Culture
Les talibans et leur nouveau visage : protecteurs du patrimoine afghan ?
De la destruction des bouddhas de Bamiyan à une volonté affichée de préservation, le régime taliban tente de réécrire son rapport à l’histoire.
Vingt ans après avoir réduit en poussière les célèbres bouddhas de Bamiyan, les talibans, de retour au pouvoir depuis 2021, affirment aujourd’hui vouloir protéger le patrimoine culturel afghan, y compris les vestiges pré-islamiques. Une posture qui contraste radicalement avec leur image passée, mais qui suscite encore la méfiance des observateurs.
Dernièrement, plusieurs découvertes archéologiques ont été mises en avant, notamment dans la province de Laghman, où des niches creusées dans la roche, des inscriptions anciennes et des artefacts bouddhiques ont été exhumés. Les autorités locales insistent sur l’importance de ces trésors historiques, qu’ils considèrent comme des témoignages essentiels de l’identité afghane. « Qu’ils soient musulmans ou non, ces vestiges font partie de notre héritage », explique un responsable culturel, soulignant l’engagement officiel en faveur de leur conservation.
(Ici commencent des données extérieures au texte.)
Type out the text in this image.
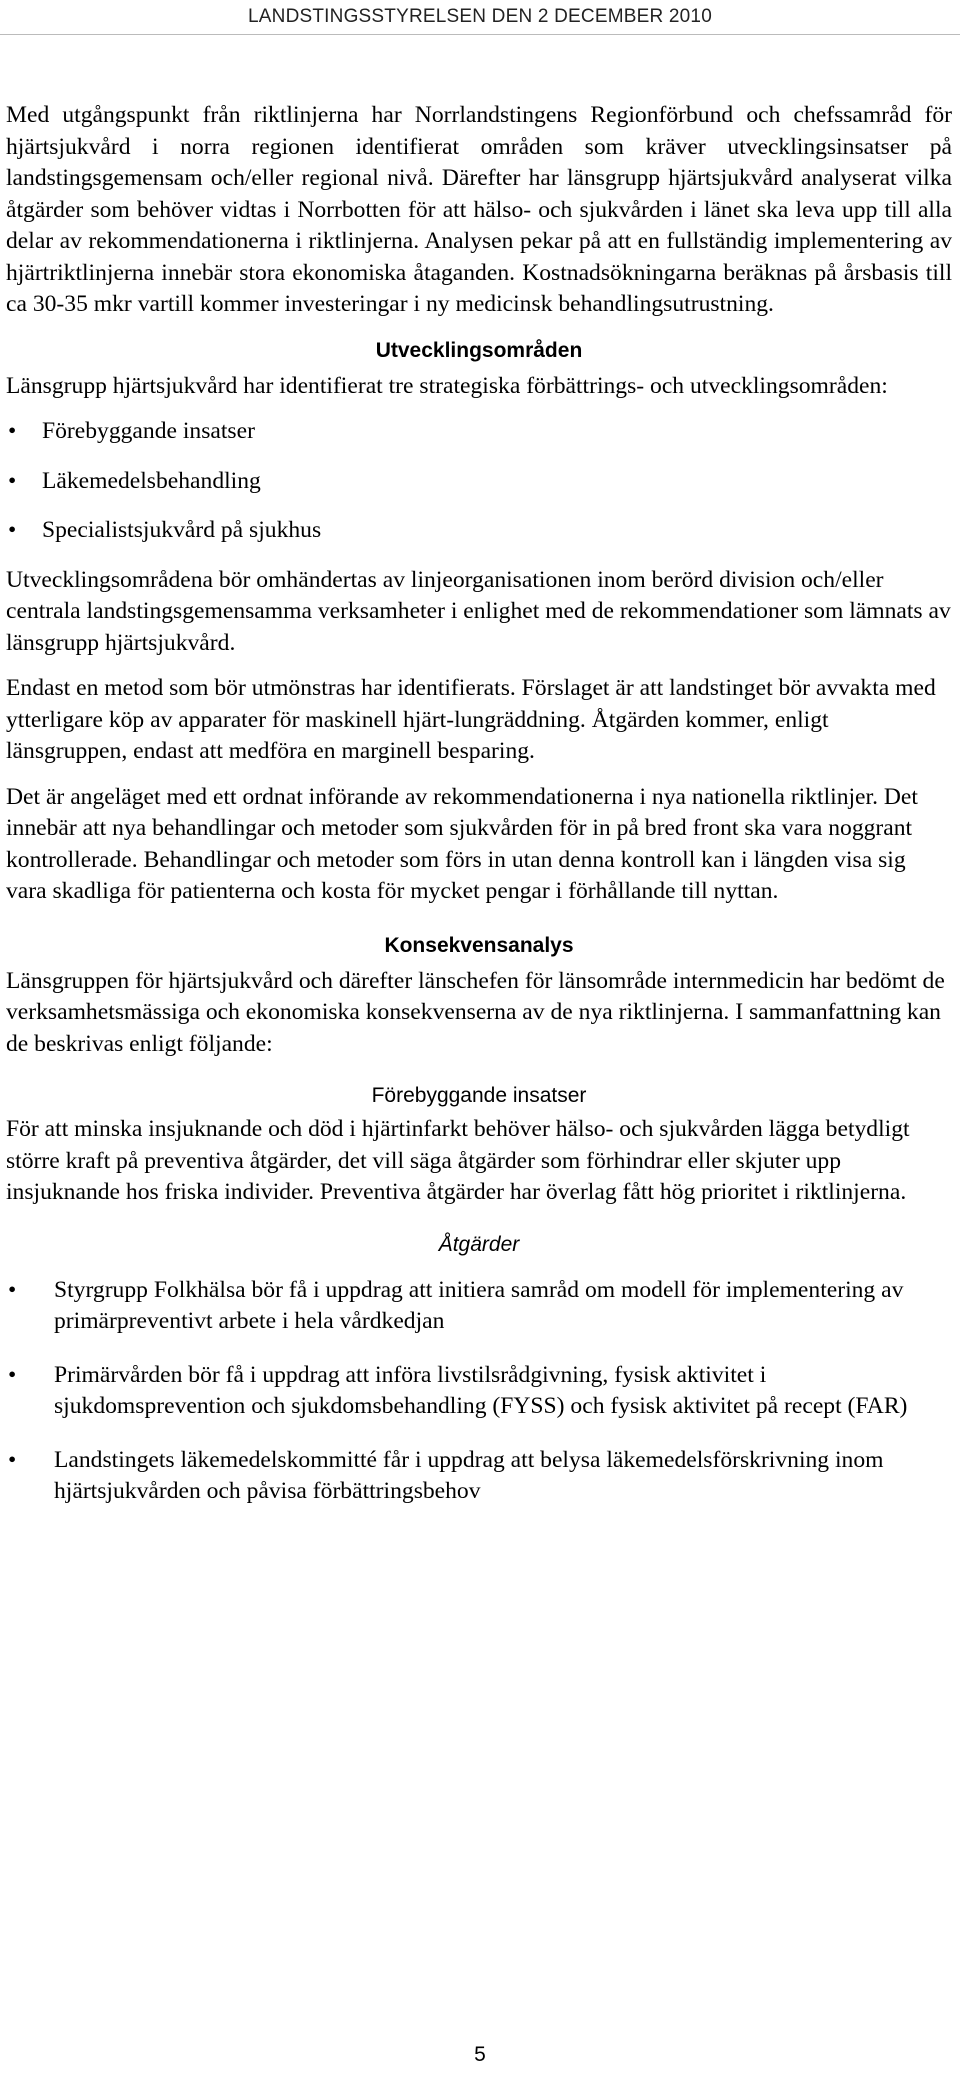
LANDSTINGSSTYRELSEN DEN 2 DECEMBER 2010

Med utgångspunkt från riktlinjerna har Norrlandstingens Regionförbund och chefssamråd för hjärtsjukvård i norra regionen identifierat områden som kräver utvecklingsinsatser på landstingsgemensam och/eller regional nivå. Därefter har länsgrupp hjärtsjukvård analyserat vilka åtgärder som behöver vidtas i Norrbotten för att hälso- och sjukvården i länet ska leva upp till alla delar av rekommendationerna i riktlinjerna. Analysen pekar på att en fullständig implementering av hjärtriktlinjerna innebär stora ekonomiska åtaganden. Kostnadsökningarna beräknas på årsbasis till ca 30-35 mkr vartill kommer investeringar i ny medicinsk behandlingsutrustning.

Utvecklingsområden

Länsgrupp hjärtsjukvård har identifierat tre strategiska förbättrings- och utvecklingsområden:

• Förebyggande insatser
• Läkemedelsbehandling
• Specialistsjukvård på sjukhus

Utvecklingsområdena bör omhändertas av linjeorganisationen inom berörd division och/eller centrala landstingsgemensamma verksamheter i enlighet med de rekommendationer som lämnats av länsgrupp hjärtsjukvård.

Endast en metod som bör utmönstras har identifierats. Förslaget är att landstinget bör avvakta med ytterligare köp av apparater för maskinell hjärt-lungräddning. Åtgärden kommer, enligt länsgruppen, endast att medföra en marginell besparing.

Det är angeläget med ett ordnat införande av rekommendationerna i nya nationella riktlinjer. Det innebär att nya behandlingar och metoder som sjukvården för in på bred front ska vara noggrant kontrollerade. Behandlingar och metoder som förs in utan denna kontroll kan i längden visa sig vara skadliga för patienterna och kosta för mycket pengar i förhållande till nyttan.

Konsekvensanalys

Länsgruppen för hjärtsjukvård och därefter länschefen för länsområde internmedicin har bedömt de verksamhetsmässiga och ekonomiska konsekvenserna av de nya riktlinjerna. I sammanfattning kan de beskrivas enligt följande:

Förebyggande insatser

För att minska insjuknande och död i hjärtinfarkt behöver hälso- och sjukvården lägga betydligt större kraft på preventiva åtgärder, det vill säga åtgärder som förhindrar eller skjuter upp insjuknande hos friska individer. Preventiva åtgärder har överlag fått hög prioritet i riktlinjerna.

Åtgärder
• Styrgrupp Folkhälsa bör få i uppdrag att initiera samråd om modell för implementering av primärpreventivt arbete i hela vårdkedjan
• Primärvården bör få i uppdrag att införa livstilsrådgivning, fysisk aktivitet i sjukdomsprevention och sjukdomsbehandling (FYSS) och fysisk aktivitet på recept (FAR)
• Landstingets läkemedelskommitté får i uppdrag att belysa läkemedelsförskrivning inom hjärtsjukvården och påvisa förbättringsbehov
5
À Ghazni, des statuettes bouddhiques récemment découvertes sont désormais placées sous protection, une démarche impensable sous le premier régime taliban. À l’époque, le mollah Omar avait ordonné la destruction systématique des représentations figuratives, au nom d’une interprétation rigoriste de l’islam. Aujourd’hui, le discours a changé, et certains y voient une stratégie pour améliorer l’image du pays.
La réouverture du musée national de Kaboul et les demandes de coopération avec des organisations internationales, comme la Fondation Aga Khan, illustrent cette nouvelle approche. « Ils semblent avoir tiré les leçons du passé », note un expert, évoquant les conséquences désastreuses de la destruction des bouddhas sur la réputation des talibans.
Pourtant, des défis persistent. Le manque de moyens, l’exode des spécialistes et le pillage des sites archéologiques entravent les efforts de préservation. Dans certaines régions, les artefacts sont encore stockés dans des conditions précaires, faute de ressources. Par ailleurs, si les autorités tolèrent la restauration de certains monuments, comme la synagogue d’Hérat, elles restent réticentes à en faire la promotion.
Enfin, le patrimoine immatériel – musique, danse, traditions populaires – reste un sujet tabou, exclu de cette politique d’ouverture. Les talibans continuent d’imposer une vision ultra-conservatrice de la culture, rappelant que leur transformation a ses limites. Entre opportunisme et sincérité, leur engagement en faveur du patrimoine demeure un pari fragile.